Blister-packs [L] were invented to make it easier to get the correct drugs down the patient-hatch on the correct schedule. The packs are assembled and filled in the pharmacy [instructional video]; they have large print labels and supply an audit trail for the owner and carers. The blister-pack option is offered by pharmacies if that seems appropriate. Last year, there was a court case and more forms to be filled after it transpired that some pharmacies were charging for 'phased dispensing' when it was really not appropriate. It's more convenient, and less error prone, for everyone if the weekly blister-packs are made up in batches of four for a month's use.

My aged father-in-law Pat the Salt is in his 90s and still fairly fit but clearly slowing down on multiple fronts. He's no longer, for example, able to mow 2/10ths of a hectare of lawn any more like he could at the age of 85. Growing old is all about the failure of all systems of homeostasis: the eye-muscles can no longer keep things in focus; the blood-pressure goes up and down - mostly up - erratically; core body temperature can no longer be maintained against external fluctuations; diabetes - failure to control effective insulin levels - gets more common; the immune system is slower off the mark so you have to give up unpasteurised dairy products (it's the Listeria, silly). And so on.

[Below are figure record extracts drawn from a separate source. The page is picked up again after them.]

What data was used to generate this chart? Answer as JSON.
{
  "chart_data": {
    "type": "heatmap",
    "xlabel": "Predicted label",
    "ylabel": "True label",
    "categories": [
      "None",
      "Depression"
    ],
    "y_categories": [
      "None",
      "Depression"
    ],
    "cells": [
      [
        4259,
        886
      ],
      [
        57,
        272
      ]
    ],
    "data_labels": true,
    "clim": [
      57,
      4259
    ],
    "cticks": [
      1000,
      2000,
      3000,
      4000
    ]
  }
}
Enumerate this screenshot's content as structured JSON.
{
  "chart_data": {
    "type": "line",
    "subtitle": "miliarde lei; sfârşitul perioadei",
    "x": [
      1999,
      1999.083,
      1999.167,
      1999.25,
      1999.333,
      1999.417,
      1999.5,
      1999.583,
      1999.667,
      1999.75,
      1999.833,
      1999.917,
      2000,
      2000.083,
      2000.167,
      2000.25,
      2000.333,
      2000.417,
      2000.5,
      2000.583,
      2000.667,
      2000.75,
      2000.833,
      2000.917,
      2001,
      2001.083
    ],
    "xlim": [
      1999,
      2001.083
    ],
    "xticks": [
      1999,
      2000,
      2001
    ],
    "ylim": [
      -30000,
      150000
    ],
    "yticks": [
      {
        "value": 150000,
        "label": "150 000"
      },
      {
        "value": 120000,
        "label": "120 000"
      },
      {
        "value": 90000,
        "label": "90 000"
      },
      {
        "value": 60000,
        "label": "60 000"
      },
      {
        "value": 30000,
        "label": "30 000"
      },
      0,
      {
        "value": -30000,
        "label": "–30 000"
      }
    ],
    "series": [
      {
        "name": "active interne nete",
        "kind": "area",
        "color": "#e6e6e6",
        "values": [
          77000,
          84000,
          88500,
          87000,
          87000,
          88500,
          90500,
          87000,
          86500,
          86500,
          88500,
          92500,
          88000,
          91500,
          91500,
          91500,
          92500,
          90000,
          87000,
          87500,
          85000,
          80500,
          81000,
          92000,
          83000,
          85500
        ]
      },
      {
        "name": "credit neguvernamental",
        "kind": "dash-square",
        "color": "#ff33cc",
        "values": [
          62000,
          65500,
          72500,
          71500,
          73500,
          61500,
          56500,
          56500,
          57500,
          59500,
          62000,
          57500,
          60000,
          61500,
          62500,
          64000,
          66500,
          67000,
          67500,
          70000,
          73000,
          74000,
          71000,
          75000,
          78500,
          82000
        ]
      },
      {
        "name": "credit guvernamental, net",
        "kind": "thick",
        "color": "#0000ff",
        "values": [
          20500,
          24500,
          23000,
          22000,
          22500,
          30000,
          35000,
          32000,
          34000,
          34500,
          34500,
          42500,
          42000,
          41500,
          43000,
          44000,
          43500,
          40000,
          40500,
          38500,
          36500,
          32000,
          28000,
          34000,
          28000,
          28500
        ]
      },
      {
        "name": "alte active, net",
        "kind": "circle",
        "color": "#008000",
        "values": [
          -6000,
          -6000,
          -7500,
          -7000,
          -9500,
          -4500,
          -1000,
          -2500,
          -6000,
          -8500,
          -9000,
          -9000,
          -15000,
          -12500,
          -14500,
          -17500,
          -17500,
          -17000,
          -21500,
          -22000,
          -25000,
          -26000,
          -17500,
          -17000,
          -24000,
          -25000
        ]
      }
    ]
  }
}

A couple of weeks ago, Pat complained of being dizzy so he was taken along to the GP. Nurse measured blood-pressure and found it rather low. Doctor confirmed and ordered him off his BP meds. All blood-pressure medicines are designed to lower blood pressure, because for almost all people high BP is the problem - driven by normal people sitting on the sofa; eating saturated animal fat; sprinkled like snow with table salt . . . and then filling in the corners with ice-cream and cake. The Beloved therefore took all the blister-packs back to the pharmacy and said "Pat's blood pressure is now too low could you fillet out the Reminyl from these two packs and reseal them, please?". And it was so.

Two weeks later, Pat was back to the GP to see how the new regime was working and the Nurse gets a 'normal' BP measurement. But 10 minutes later the GP finds it is too low. The discrepancy is a worry, no? In an ideal world, health practitioners would get out the sphygmomanometer three times to check for consistency but that is never going to happen in this busy world. A bit of detective work indicated that The Beloved should have said "Pat's blood pressure is now too low could you fillet out the Ramipril from these two packs and reseal them, please". More to the point, the pharmacy technician and the locum pharmacist should have acted on the whole sentence rather than getting triggered by the key-word. Reminyl is designed to give folks a boost to their memory; Ramipril a boost to the BP. Because of the comms failure he was on the wrong medicine for 2 whole weeks.

Lucky that Pat doesn't live with  Crohn's disease, psoriasis, ankylosing spondylitis or rheumatoid arthritis, all of which are annoying other members of his family. The treatment of choice for those auto-immune diseases is Infliximab marketed under the trade-name Remicade. Lucky for me-the-tax-payer too: costs per year: Ramipril=€160 ; Reminyl=€1,600; Remicade=€16,000.